It became quickly apparent, that yes we want another child, although we both said yes with a sigh that says, "I know I want another child, but I have no idea why. I mean I'm so tired and these kids we love them but they sure can drive us crazy. And if we have another we'll have to do it all over again." But actually, that's the thing, even with all the lost sleep, the crazy days, the work, we want to do it all over again, couldn't not, do it all over again.

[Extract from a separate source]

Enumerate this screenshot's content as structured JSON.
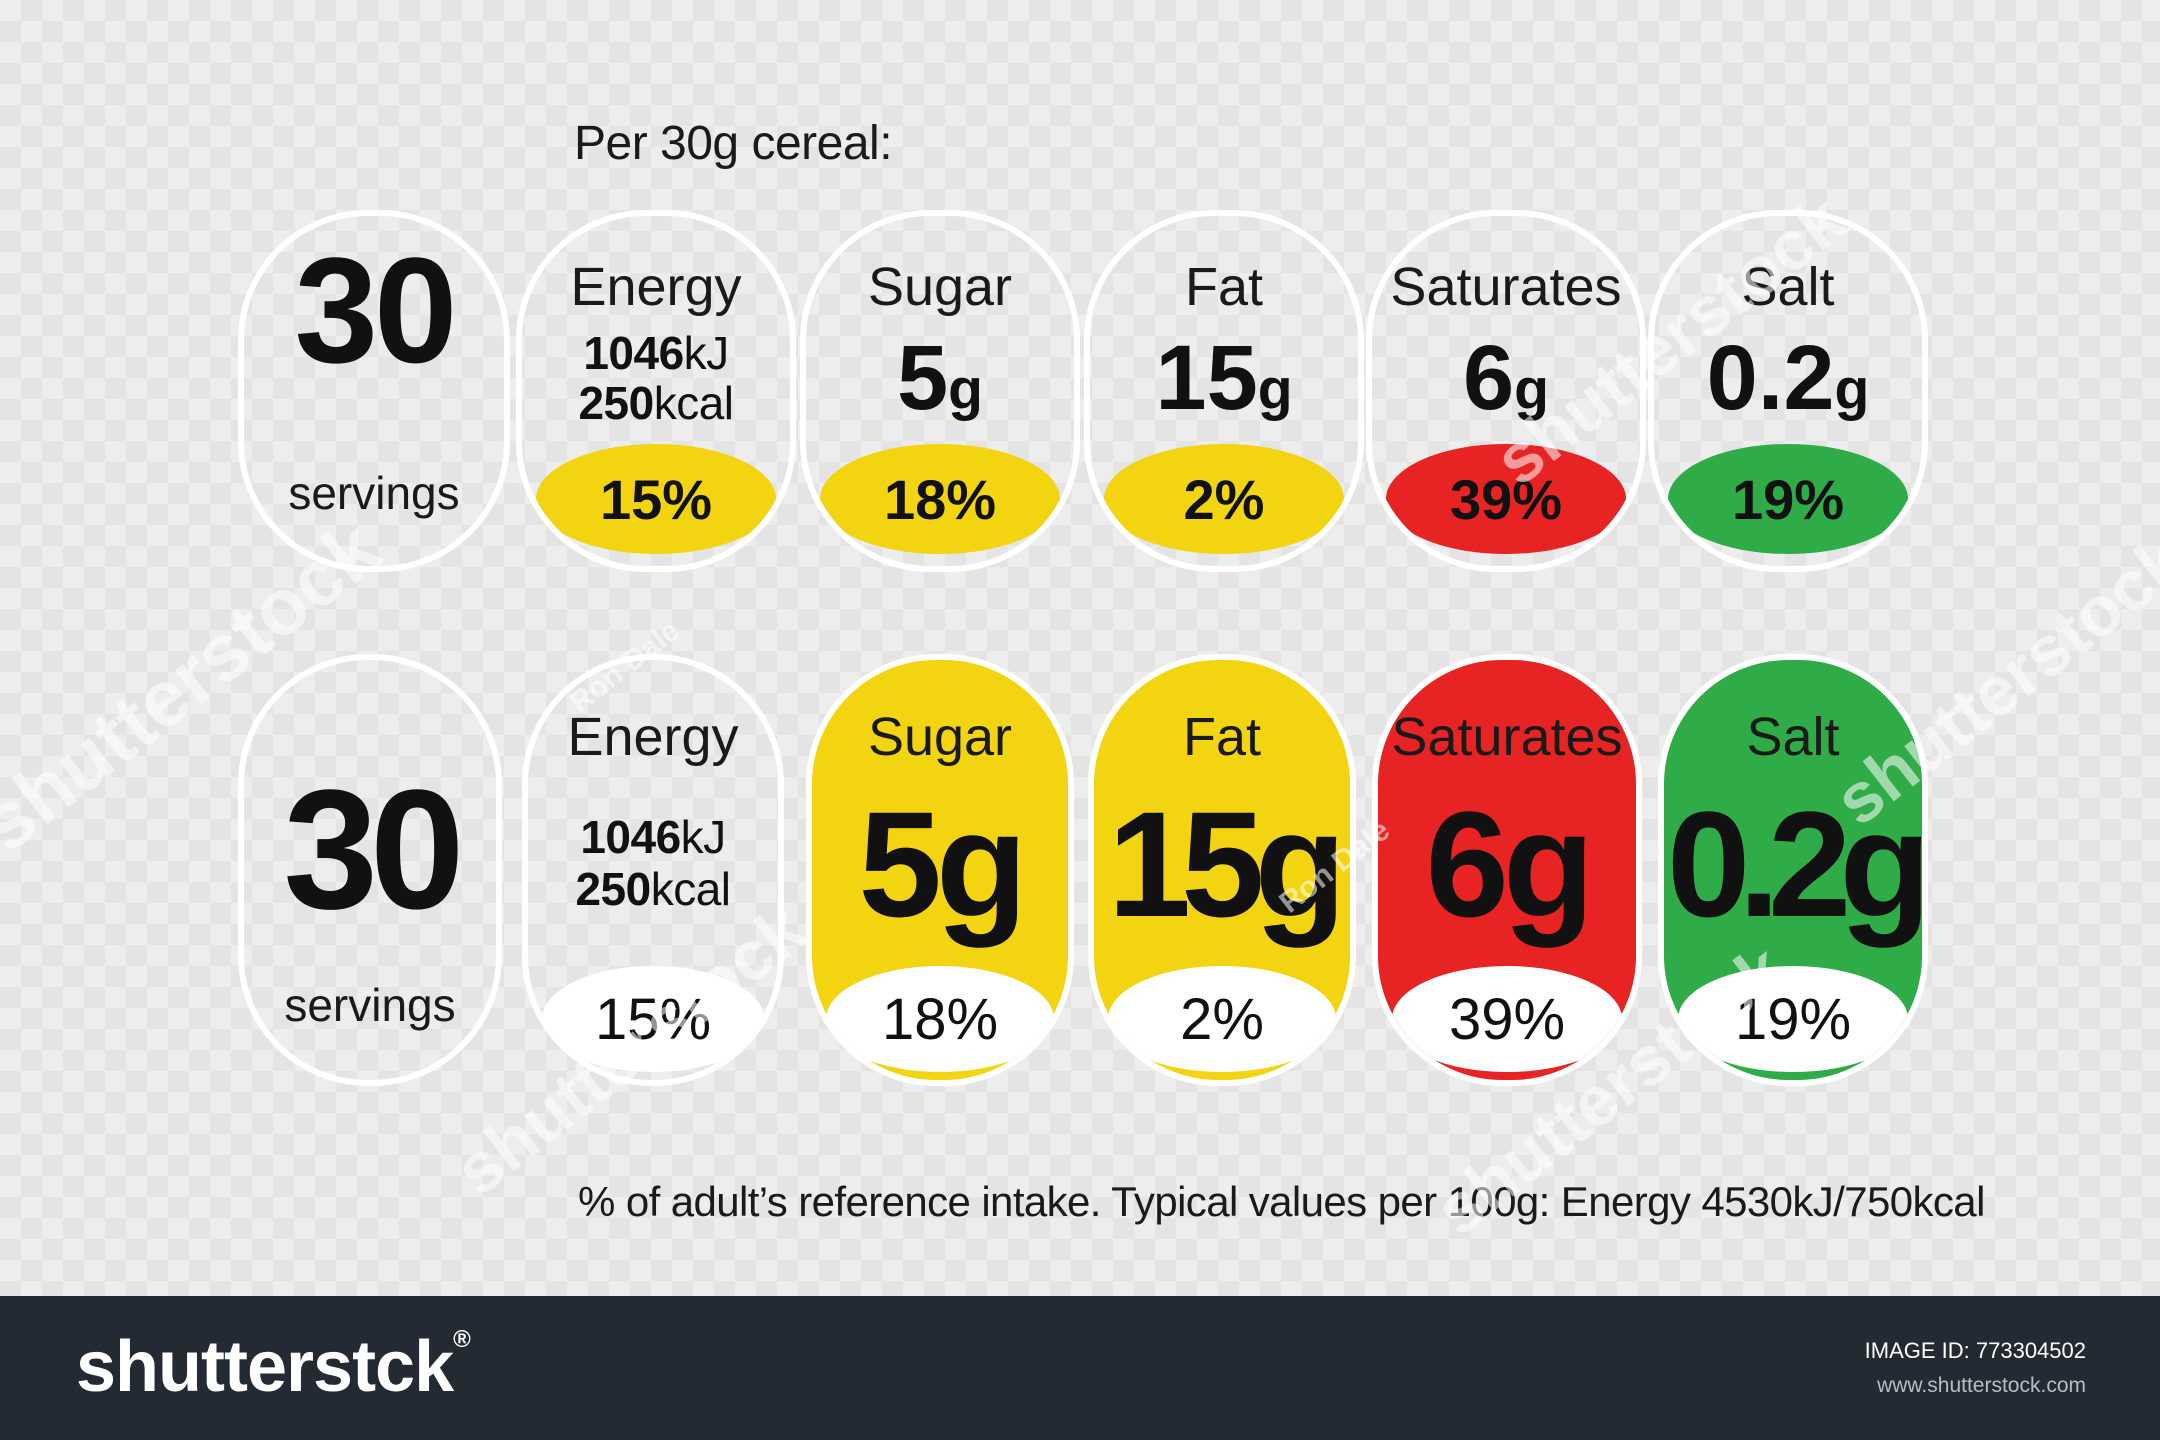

So the debate turned rather quickly to the how. How do we want to go about adding another child to our family. Do we try and get pregnant or do we adopt? It is, to say the least, a strange spot to be in. At one point, I looked at Kyle and said, I feel like we're trying to decide which child we love more, he knew exactly what I meant, and you just can't pick between the two loves of your life.
Adoption and giving birth, they are both miracles that is for sure, but if you read this blog often you know that it was adoption that God imprinted on my heart as the most amazing miracle in my life. On the other hand, I really loved being pregnant (ok, maybe I didn't I can't remember that well it's been 4 years, but my mind has at least re-created that experience to say that I loved it). And having a newborn baby and all that goes along with it was wonderful (again, perhaps it was not but I remember it as wonderful). And part of me will be sad if I am to never again go down that path again.
So that's where we are. I will keep you posted as I think we both know what we really want, we've just got to take that next step and say yes, this is it, this is what we're going to do.